Notre Dame has laid out the schedule stating, “Each day will begin and end with prayer. Our relationship with God and experience with one another in communal prayer is the catalyst for our action and advocacy. Our students will have the opportunity to go forth and do service in the community, whether that be writing letters to the elderly, conducting a food and clothing drive, etc. We will bring in speakers and activists to share their experiences and lead our students to an understanding of systemic issues. Each day will include a time of reflection in order to talk through our experiences together as a group and evaluate our personal feelings about the day. [Immersion will] challenge students to engage in social justice issues beyond the retreat by writing to government officials and consistently volunteering throughout their time at Notre Dame.”
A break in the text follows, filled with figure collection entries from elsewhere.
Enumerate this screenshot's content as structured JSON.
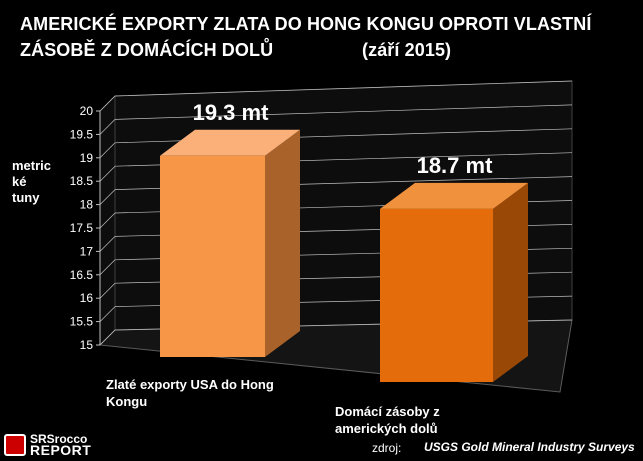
{
  "title": {
    "line1": "AMERICKÉ EXPORTY ZLATA DO HONG KONGU  OPROTI VLASTNÍ",
    "line2": "ZÁSOBĚ Z DOMÁCÍCH DOLŮ",
    "date": "(září 2015)"
  },
  "source": {
    "prefix": "zdroj:",
    "text": "USGS Gold Mineral Industry Surveys"
  },
  "logo": {
    "line1": "SRSrocco",
    "line2": "REPORT"
  },
  "colors": {
    "bar1": "#f79646",
    "bar2": "#e46c0a",
    "wall": "#0d0d0d",
    "grid": "#bfbfbf"
  },
  "chart_data": {
    "type": "bar",
    "categories": [
      "Zlaté exporty USA do Hong Kongu",
      "Domácí zásoby z amerických dolů"
    ],
    "values": [
      19.3,
      18.7
    ],
    "data_labels": [
      "19.3 mt",
      "18.7 mt"
    ],
    "ylabel": "metric ké tuny",
    "ylim": [
      15,
      20
    ],
    "yticks": [
      "15",
      "15.5",
      "16",
      "16.5",
      "17",
      "17.5",
      "18",
      "18.5",
      "19",
      "19.5",
      "20"
    ],
    "grid": true,
    "legend": "none",
    "style": "3d"
  }
}
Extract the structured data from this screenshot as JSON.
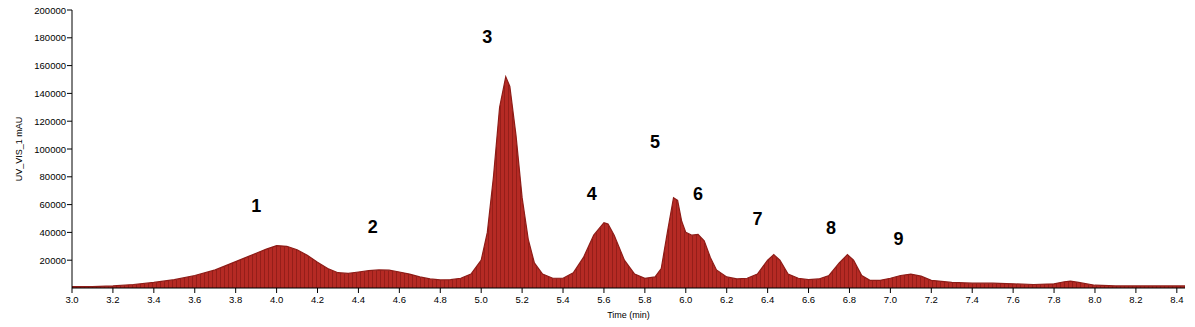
{
  "chart_data": {
    "type": "area",
    "x_label": "Time (min)",
    "y_label": "UV_VIS_1 mAU",
    "color": "#b52a24",
    "xlim": [
      3.0,
      8.44
    ],
    "ylim": [
      0,
      200000
    ],
    "xticks": [
      {
        "value": 3.0,
        "label": "3.0"
      },
      3.2,
      3.4,
      3.6,
      3.8,
      {
        "value": 4.0,
        "label": "4.0"
      },
      4.2,
      4.4,
      4.6,
      4.8,
      {
        "value": 5.0,
        "label": "5.0"
      },
      5.2,
      5.4,
      5.6,
      5.8,
      {
        "value": 6.0,
        "label": "6.0"
      },
      6.2,
      6.4,
      6.6,
      6.8,
      {
        "value": 7.0,
        "label": "7.0"
      },
      7.2,
      7.4,
      7.6,
      7.8,
      {
        "value": 8.0,
        "label": "8.0"
      },
      8.2,
      8.4
    ],
    "yticks": [
      20000,
      40000,
      60000,
      80000,
      100000,
      120000,
      140000,
      160000,
      180000,
      200000
    ],
    "grid": false,
    "x": [
      3.0,
      3.1,
      3.2,
      3.3,
      3.4,
      3.5,
      3.6,
      3.7,
      3.8,
      3.9,
      3.95,
      4.0,
      4.05,
      4.1,
      4.15,
      4.2,
      4.25,
      4.3,
      4.35,
      4.4,
      4.45,
      4.5,
      4.55,
      4.6,
      4.65,
      4.7,
      4.75,
      4.8,
      4.85,
      4.9,
      4.95,
      5.0,
      5.03,
      5.06,
      5.09,
      5.12,
      5.14,
      5.17,
      5.2,
      5.23,
      5.26,
      5.3,
      5.35,
      5.4,
      5.45,
      5.5,
      5.55,
      5.6,
      5.62,
      5.65,
      5.7,
      5.75,
      5.8,
      5.85,
      5.88,
      5.91,
      5.94,
      5.96,
      5.98,
      6.0,
      6.03,
      6.06,
      6.09,
      6.12,
      6.15,
      6.2,
      6.25,
      6.3,
      6.35,
      6.4,
      6.43,
      6.46,
      6.5,
      6.55,
      6.6,
      6.65,
      6.7,
      6.75,
      6.79,
      6.82,
      6.86,
      6.9,
      6.95,
      7.0,
      7.05,
      7.1,
      7.15,
      7.2,
      7.3,
      7.4,
      7.5,
      7.6,
      7.7,
      7.8,
      7.85,
      7.88,
      7.92,
      8.0,
      8.1,
      8.2,
      8.3,
      8.44
    ],
    "values": [
      1000,
      1000,
      1500,
      2500,
      4000,
      6000,
      9000,
      13000,
      19000,
      25000,
      28000,
      30500,
      30000,
      27500,
      23500,
      18500,
      14000,
      11000,
      10500,
      11500,
      12500,
      13000,
      12800,
      11500,
      10000,
      8000,
      6500,
      5800,
      6000,
      7000,
      10000,
      20000,
      40000,
      80000,
      130000,
      152000,
      145000,
      110000,
      65000,
      35000,
      18000,
      10000,
      7000,
      7000,
      11000,
      22000,
      38000,
      47000,
      46000,
      38000,
      20000,
      10000,
      7000,
      8000,
      14000,
      40000,
      65000,
      63000,
      48000,
      40000,
      38000,
      38500,
      34000,
      22000,
      13000,
      8000,
      6500,
      7000,
      10000,
      20000,
      24000,
      20000,
      10000,
      7000,
      6000,
      6500,
      9000,
      18000,
      24000,
      20000,
      9000,
      5500,
      5500,
      7000,
      9000,
      10000,
      8500,
      5500,
      4000,
      3500,
      3500,
      3000,
      2500,
      3000,
      4500,
      5000,
      4000,
      2000,
      1500,
      1500,
      1500,
      1500
    ],
    "annotations": [
      {
        "text": "1",
        "x": 3.9,
        "y": 58800
      },
      {
        "text": "2",
        "x": 4.47,
        "y": 43700
      },
      {
        "text": "3",
        "x": 5.03,
        "y": 180600
      },
      {
        "text": "4",
        "x": 5.54,
        "y": 67400
      },
      {
        "text": "5",
        "x": 5.85,
        "y": 104700
      },
      {
        "text": "6",
        "x": 6.06,
        "y": 67400
      },
      {
        "text": "7",
        "x": 6.35,
        "y": 49500
      },
      {
        "text": "8",
        "x": 6.71,
        "y": 43000
      },
      {
        "text": "9",
        "x": 7.04,
        "y": 35100
      }
    ]
  }
}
Ms. Morley stated, “Campus Ministry strives to be a proactive department instead of reactive to the changing times. Because we don’t know when we will be able to hold events in person, as field trips are not possible at this time, we have developed a new retreat program for all grade levels in order to serve the hearts and souls of our students and community instead of pushing all retreats to the uncertain future. Having the retreats throughout the year virtually also allows most of the junior class to partake in the retreat, rather than if we only had a few at the end of the year and only a few would have the opportunity.”

 Each retreat, there will be a different social topic the students will be focusing on. September is Hunger and Food Insecurity. October is Income Gap: Housing Crisis. November is Modern Day Slavery: Human Trafficking. February is Incarcerated Crisis. March is the Refugee Crisis. 

On Wednesday, students will connect on Zoom and will participate in a series of presentations on the topic of that month, discussions, and reflections. Students will be placed in their groups throughout the retreat. The evening will end with a prayer. 

On Thursday, Group 1 will be asked to come onto campus and experience in-person activities. Both groups will attend mass while Group 1 will be there in person and Group 2 will watch online. Group 1 will then be assigned activities to do, whether that be preparing hygiene kits or handling the food drive. Group 2 will be experiencing advocacy through connecting with local representatives or finding ways to engage their community about the topic they are discussing that month. At the end of the day, the participants will reflect and end with a prayer. 

On Friday, the same activities will be taking place, rather, Group 2 will be going into school while Group 1 stays at home. Once the day has ended, the student will then reflect and pray. The end of the retreat will include students committing to ensure that they will promote awareness to the greater community and commit to becoming better citizens for tomorrow.  

Junior Emma Seward said, “I enjoyed Immersion because I was able to be back on campus and it was nice to see everyone. Even with all the restrictions, I liked being back and being able to help those in time of need during these uncertain times.”

Even though this is not an ideal Immersion experience, it is amazing how Notre Dame went to great lengths in order to give their students the best retreat possible.